Jan 12, 2026 16:01 UTC

The U.S. labor market maintained strong momentum in December 2025, with nonfarm payrolls rising by 225,000, surpassing expectations. The unemployment rate held steady at 4.1%, while average hourly earnings increased by 0.4% month-over-month.

  • 225,000 new nonfarm jobs added in December 2025
  • Unemployment rate held at 4.1%
  • Average hourly earnings up 0.4% month-over-month
  • Year-over-year wage growth at 3.8%
  • S&P 500 rose 0.8%, Nasdaq Composite up 1.2%
  • 10-year Treasury yield reached 4.32%

Stock markets opened higher following the release of the December 2025 U.S. employment report, which revealed a robust addition of 225,000 new jobs. The figure exceeded the consensus forecast of 180,000, signaling continued resilience in the labor market despite elevated interest rates. The unemployment rate remained unchanged at 4.1%, indicating a balanced job creation and labor force participation dynamic.
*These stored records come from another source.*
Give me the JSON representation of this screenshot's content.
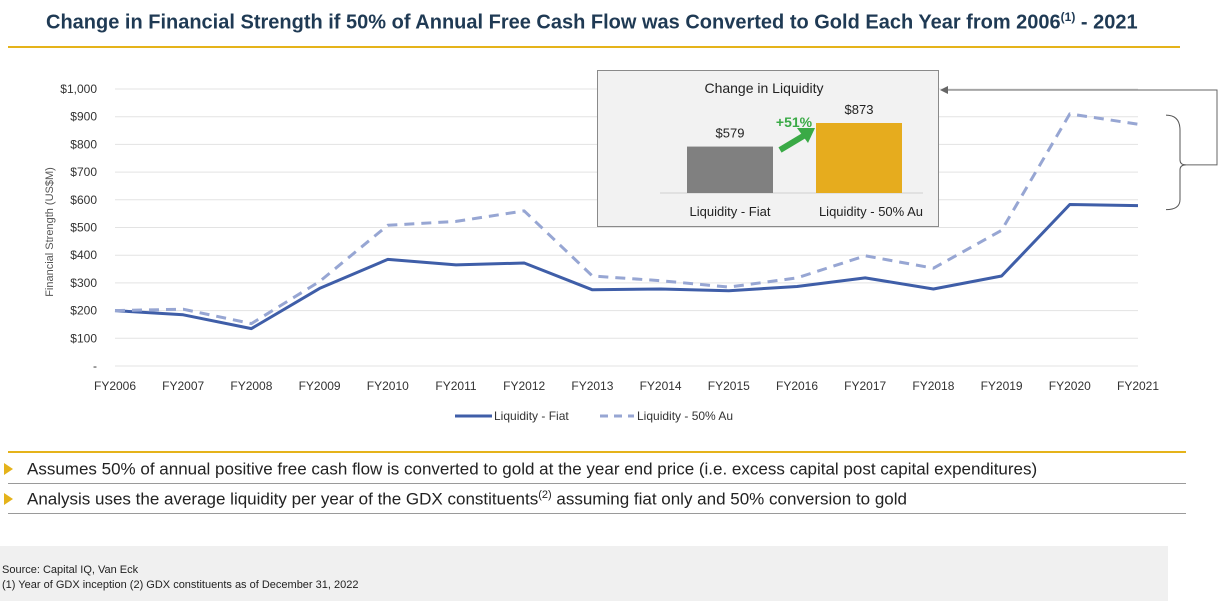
{
  "title": {
    "text": "Change in Financial Strength if 50% of Annual Free Cash Flow was Converted to Gold Each Year from 2006",
    "sup": "(1)",
    "suffix": " - 2021"
  },
  "colors": {
    "accent": "#e5b31a",
    "fiat_line": "#3f5ea8",
    "au_line": "#97a6d3",
    "fiat_bar": "#808080",
    "au_bar": "#e6ac1e",
    "change_arrow": "#3aaa46"
  },
  "chart_data": [
    {
      "type": "line",
      "title": "",
      "xlabel": "",
      "ylabel": "Financial Strength (US$M)",
      "categories": [
        "FY2006",
        "FY2007",
        "FY2008",
        "FY2009",
        "FY2010",
        "FY2011",
        "FY2012",
        "FY2013",
        "FY2014",
        "FY2015",
        "FY2016",
        "FY2017",
        "FY2018",
        "FY2019",
        "FY2020",
        "FY2021"
      ],
      "yticks": [
        0,
        100,
        200,
        300,
        400,
        500,
        600,
        700,
        800,
        900,
        1000
      ],
      "ytick_labels": [
        "-",
        "$100",
        "$200",
        "$300",
        "$400",
        "$500",
        "$600",
        "$700",
        "$800",
        "$900",
        "$1,000"
      ],
      "ylim": [
        0,
        1000
      ],
      "grid": true,
      "legend_position": "bottom",
      "series": [
        {
          "name": "Liquidity - Fiat",
          "style": "solid",
          "values": [
            200,
            185,
            135,
            280,
            385,
            365,
            372,
            275,
            278,
            272,
            287,
            318,
            278,
            325,
            583,
            579
          ]
        },
        {
          "name": "Liquidity - 50% Au",
          "style": "dashed",
          "values": [
            200,
            205,
            153,
            305,
            508,
            522,
            560,
            325,
            308,
            285,
            318,
            398,
            353,
            490,
            910,
            873
          ]
        }
      ]
    },
    {
      "type": "bar",
      "title": "Change in Liquidity",
      "categories": [
        "Liquidity - Fiat",
        "Liquidity - 50% Au"
      ],
      "values": [
        579,
        873
      ],
      "value_labels": [
        "$579",
        "$873"
      ],
      "annotation": "+51%"
    }
  ],
  "bullets": [
    {
      "text": "Assumes 50% of annual positive free cash flow is converted to gold at the year end price (i.e. excess capital post capital expenditures)",
      "sup": "",
      "tail": ""
    },
    {
      "text": "Analysis uses the average liquidity per year of the GDX constituents",
      "sup": "(2)",
      "tail": " assuming fiat only and 50% conversion to gold"
    }
  ],
  "footer": {
    "source": "Source: Capital IQ, Van Eck",
    "notes": "(1) Year of GDX inception (2) GDX constituents as of December 31, 2022"
  }
}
The data reinforced expectations that the Federal Reserve would maintain its current policy stance through at least the first half of 2026. Average hourly earnings rose 0.4% in December, matching the prior month’s increase and bringing the year-over-year growth to 3.8%, slightly above the 3.6% pace seen in November. This sustained wage growth raises concerns about persistent inflationary pressures, though core PCE inflation cooled to 2.9% in the fourth quarter. Equities responded positively, with the S&P 500 gaining 0.8% and the Nasdaq Composite rising 1.2% by midday. Financials led the rally, as the yield on the 10-year Treasury climbed to 4.32%, reflecting recalibrated expectations for rate cuts. The dollar index advanced 0.6%, while crude oil prices dipped 0.7% amid softening global demand signals. Key beneficiaries of the data included sectors sensitive to labor conditions—construction, healthcare, and professional services—while tech and consumer discretionary stocks saw modest gains. Investors are now focused on the upcoming January 2026 FOMC meeting for further guidance on monetary policy timing, with futures pricing in a 60% chance of a rate cut in June.

This article is based on publicly available economic data and market movements as reported in official releases and financial markets.